Hip-Hop has since its inception has promoted major brands absolutely free. According to a Courvoisier spokesperson, Busta Rhymes’ infectious (and unsponsored) paean helped the cognac line “achieve double-digit percentage growth” that year in 2002. However, the relationships between alcohol companies and hip-hop artists have occasionally been complicated. Jay-Z had been rapping about Cristal for at least a decade when an executive at the company that makes the champagne made a remark implying that the brand was dissatisfied with its popularity among rappers: “We can’t forbid people from buying it. I’m sure Dom Pérignon or Krug would be delighted to have their business.” Jay-Z reacted by boycotting the brand and purchasing a competitor, Armand de Brignac (also known as Ace of Spades). He also rapped about being treated unfairly on 2009’s “On to the Next One”: “I used to drink Cristal, them muh’fuckers racist / So I switched gold bottles on to that Spade shit.”

Casamigos has been tight-lipped about its founders’ thoughts on rap’s prevalence. Much of its publicly available marketing materials do not appear to target Black consumers in the same way that Hennessy’s Nas-led 2021 film tribute to Black businesses did.

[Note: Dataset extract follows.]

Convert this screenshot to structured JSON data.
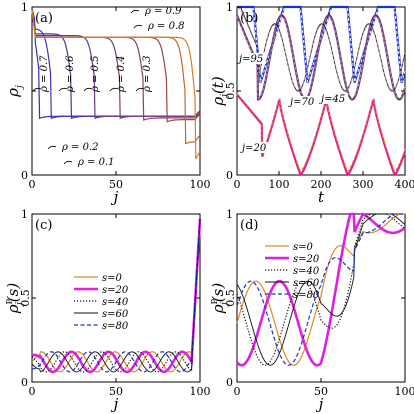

Casamigos launched another campaign in 2015 called “House of Friends,” which featured young people sitting around a campfire strumming guitars among a few scattered tequila bottles. It’s idyllic in an early-2000s-Hollister-ad kind of way, and it’s also unusually white. Casamigos co-founder Rande Gerber did not respond to a question about the brand’s popularity among rappers in particular through a representative, instead opting for a conveniently generic statement: “So many people are drinking it more and more every day and they spread the word,” he said via email.

Rappers have from the beginning promoted brands that have not acknowledged their role in pushing profits off the charts. Maybe one day soon Rappers will promote brands that will acknowledge the increase in revenue through the hundreds of mentions in their songs.